Global Secure Access est la plateforme SSE de Microsoft. Ce terme couvre deux produits distincts qu'il faut absolument dissocier avant de commencer :
- Entra Private Access : le ZTNA, qui accorde un accès par application aux ressources privées sans jamais exposer le réseau sous-jacent. C'est lui, et lui seul, qui remplace le VPN.
- Entra Internet Access : le Secure Web Gateway identity-aware, qui filtre et inspecte le trafic vers Internet et les SaaS. Il remplace le Proxy sortant que votre VPN alimentait en backhaul — pas le VPN lui-même.
Les deux produits s'appuient sur le même client et le même réseau mondial Microsoft, réparti sur plus de 70 régions et 190 points de présence en edge. La différence fondamentale avec le VPN tient en une phrase : le VPN accorde un accès réseau, Private Access accorde un accès applicatif. Vous ne publiez plus un sous-réseau en /24, vous publiez un FQDN, un port et un protocole, auxquels vous attachez une Conditional Access.
Vocabulaire à retenir
Global Secure Access est le terme parapluie et le nom du portail dans le centre d'administration Entra. Internet Access et Private Access sont les deux produits sous-jacents. Beaucoup de projets confondent les trois et déploient le SWG en croyant remplacer le VPN. Vous déployez les deux, mais pas pour la même raison.

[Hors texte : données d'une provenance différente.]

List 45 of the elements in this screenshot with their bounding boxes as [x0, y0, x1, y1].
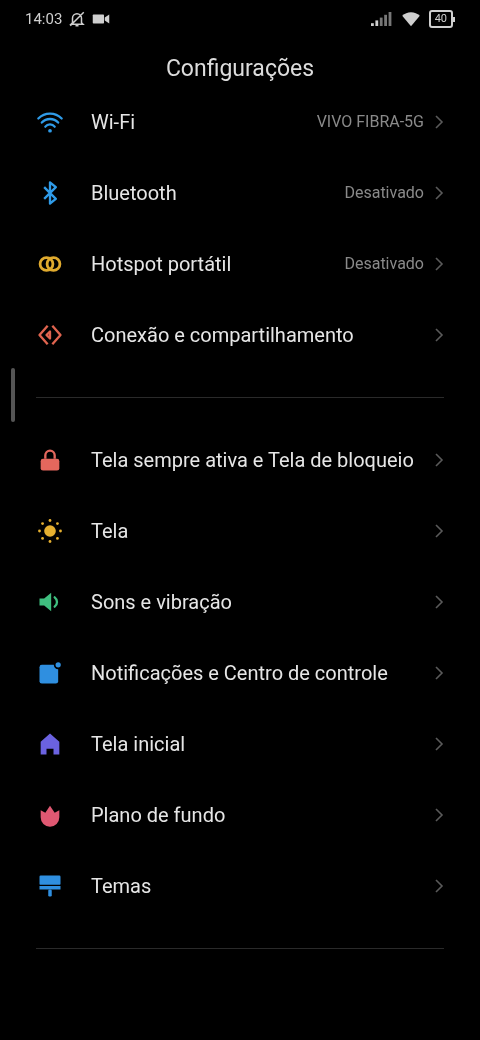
- video-camera-icon: [92, 12, 111, 26]
- item-label: Bluetooth: [91, 179, 178, 206]
- item-label: Hotspot portátil: [91, 250, 233, 277]
- item-label: Tela: [91, 517, 130, 544]
- settings-item[interactable]: Hotspot portátil Desativado: [0, 228, 480, 299]
- bell-off-icon: [68, 10, 87, 28]
- page-title: Configurações: [164, 54, 316, 84]
- settings-item[interactable]: Tela sempre ativa e Tela de bloqueio: [0, 424, 480, 495]
- item-label: Conexão e compartilhamento: [91, 321, 355, 348]
- settings-item[interactable]: Sons e vibração: [0, 566, 480, 637]
- scroll-indicator: [11, 368, 15, 422]
- chevron-right-icon: [434, 735, 444, 752]
- wifi-icon: [400, 11, 421, 27]
- item-label: Tela inicial: [91, 730, 187, 757]
- settings-item[interactable]: Wi-Fi VIVO FIBRA-5G: [0, 86, 480, 157]
- chevron-right-icon: [434, 113, 444, 130]
- settings-item[interactable]: Tela: [0, 495, 480, 566]
- item-label: Plano de fundo: [91, 801, 227, 828]
- chevron-right-icon: [434, 255, 444, 272]
- chevron-right-icon: [434, 593, 444, 610]
- status-time: 14:03: [25, 8, 63, 30]
- chevron-right-icon: [434, 877, 444, 894]
- chevron-right-icon: [434, 806, 444, 823]
- settings-item[interactable]: Temas: [0, 850, 480, 921]
- settings-item[interactable]: Tela inicial: [0, 708, 480, 779]
- settings-item[interactable]: Notificações e Centro de controle: [0, 637, 480, 708]
- settings-item[interactable]: Bluetooth Desativado: [0, 157, 480, 228]
- settings-item[interactable]: Conexão e compartilhamento: [0, 299, 480, 370]
- item-value: Desativado: [344, 252, 424, 275]
- item-label: Wi-Fi: [91, 108, 137, 135]
- chevron-right-icon: [434, 326, 444, 343]
- signal-icon: [370, 12, 393, 26]
- chevron-right-icon: [434, 184, 444, 201]
- chevron-right-icon: [434, 664, 444, 681]
- item-label: Sons e vibração: [91, 588, 233, 615]
- settings-item[interactable]: Plano de fundo: [0, 779, 480, 850]
- chevron-right-icon: [434, 451, 444, 468]
- battery-icon: 40: [428, 10, 453, 28]
- item-label: Notificações e Centro de controle: [91, 659, 389, 686]
- item-label: Tela sempre ativa e Tela de bloqueio: [91, 446, 415, 473]
- item-value: VIVO FIBRA-5G: [316, 110, 424, 133]
- item-label: Temas: [91, 872, 153, 899]
- item-value: Desativado: [344, 181, 424, 204]
- sun-icon: [36, 516, 64, 545]
- chevron-right-icon: [434, 522, 444, 539]
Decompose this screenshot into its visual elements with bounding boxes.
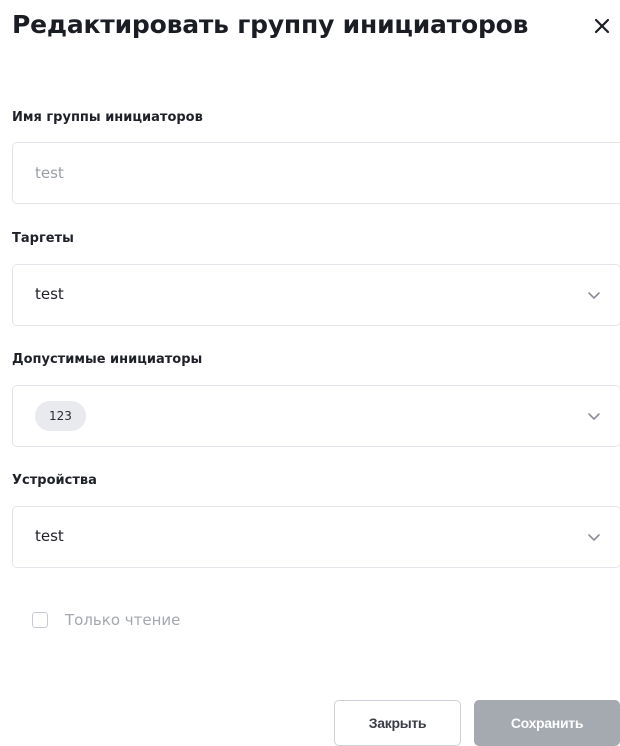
read-only-label: Только чтение	[65, 611, 181, 629]
targets-label: Таргеты	[12, 231, 74, 246]
allowed-initiators-select[interactable]: 123	[12, 385, 620, 447]
close-icon[interactable]	[590, 14, 614, 38]
devices-label: Устройства	[12, 473, 97, 488]
read-only-option[interactable]: Только чтение	[32, 609, 180, 631]
chevron-down-icon[interactable]	[586, 410, 602, 422]
targets-select[interactable]: test	[12, 264, 620, 326]
devices-selected-value: test	[35, 527, 64, 545]
read-only-checkbox[interactable]	[32, 612, 48, 628]
dialog-title: Редактировать группу инициаторов	[12, 10, 529, 39]
save-button[interactable]: Сохранить	[474, 700, 620, 746]
close-button[interactable]: Закрыть	[334, 700, 461, 746]
devices-select[interactable]: test	[12, 506, 620, 568]
allowed-initiators-label: Допустимые инициаторы	[12, 352, 203, 367]
group-name-label: Имя группы инициаторов	[12, 110, 203, 125]
chevron-down-icon[interactable]	[586, 531, 602, 543]
targets-selected-value: test	[35, 285, 64, 303]
group-name-field[interactable]	[12, 142, 620, 204]
group-name-input[interactable]	[35, 143, 595, 203]
initiator-chip[interactable]: 123	[35, 401, 86, 431]
chevron-down-icon[interactable]	[586, 289, 602, 301]
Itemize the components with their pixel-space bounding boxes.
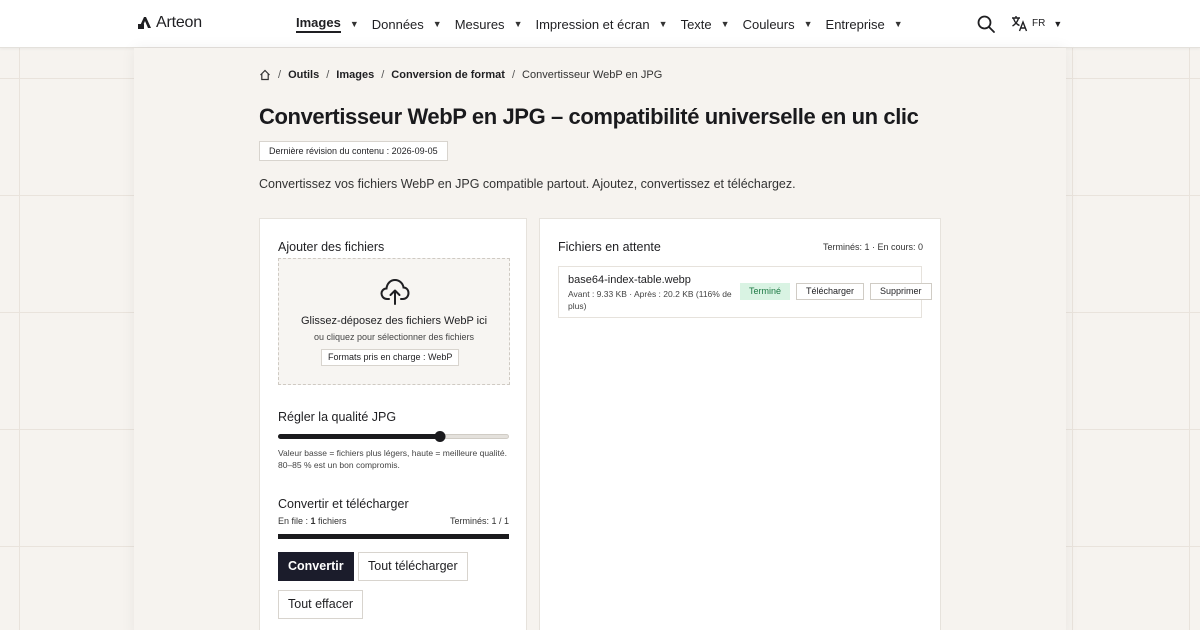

Prérequis : licences, rôles et infrastructure
Avant d'exécuter la moindre commande, validez chaque point de cette liste. Un prérequis manqué en production coûte plusieurs heures de diagnostic.
| Élément | Détail |
|---|---|
| Licences | Entra ID P1 ou P2 obligatoire. Par-dessus : add-on Entra Private Access seul, ou Entra Suite (embarque Private Access, Internet Access, ID Governance, ID Protection, Verified ID). Depuis le 1er mai 2026, Microsoft 365 E7 inclut l'Entra Suite. Vérifiez les tarifs actuels sur la page pricing Microsoft. |
| Rôles Entra | Global Secure Access Administrator ET Application Administrator simultanément. Un seul des deux ne suffit pas pour activer les profils. |
| Serveur connecteur | Windows Server 2016 minimum (2022 ou 2025 recommandé), joint au domaine, .NET 4.7.2 ou supérieur, TLS 1.2 activé. Sortie 80/TCP et 443/TCP vers les endpoints Microsoft. Aucun port entrant à ouvrir. |
| Postes clients | Windows 10 ou 11 64 bits, Entra joined ou Hybrid joined. Un poste simplement registered ne fonctionne pas. |
| DNS interne | Suffixes DNS de chaque forêt AD hébergeant des utilisateurs synchronisés, documentés et prêts à être déclarés. |
| Remote Network Connectivity | Minimum 50 licences P1 et Internet Access combinées sur le tenant pour la connectivité site-to-site. |
Étape 1 — Cartographier les flux réellement portés par le VPN
Aucune commande Azure dans cette étape, et pourtant c'est elle qui conditionne la réussite du projet. Vous ne pouvez pas publier en per-app access ce que vous n'avez pas identifié. Extrayez la configuration du concentrateur VPN, listez chaque règle et traduisez-la en triplet applicatif : FQDN ou plage IP, port, protocole.
Trois catégories émergent de cet exercice :
- Flux applicatifs identifiés : une application, un port, un usage connu → per-app access à l'étape 4.
- Flux d'infrastructure : Domain Controllers, DNS, serveurs de fichiers, outils d'administration → traitement à l'étape 5.
- Flux orphelins : règles dont personne ne connaît l'usage → ne migrez pas par défaut. Instrumentez, observez le trafic réel pendant deux semaines, puis décidez.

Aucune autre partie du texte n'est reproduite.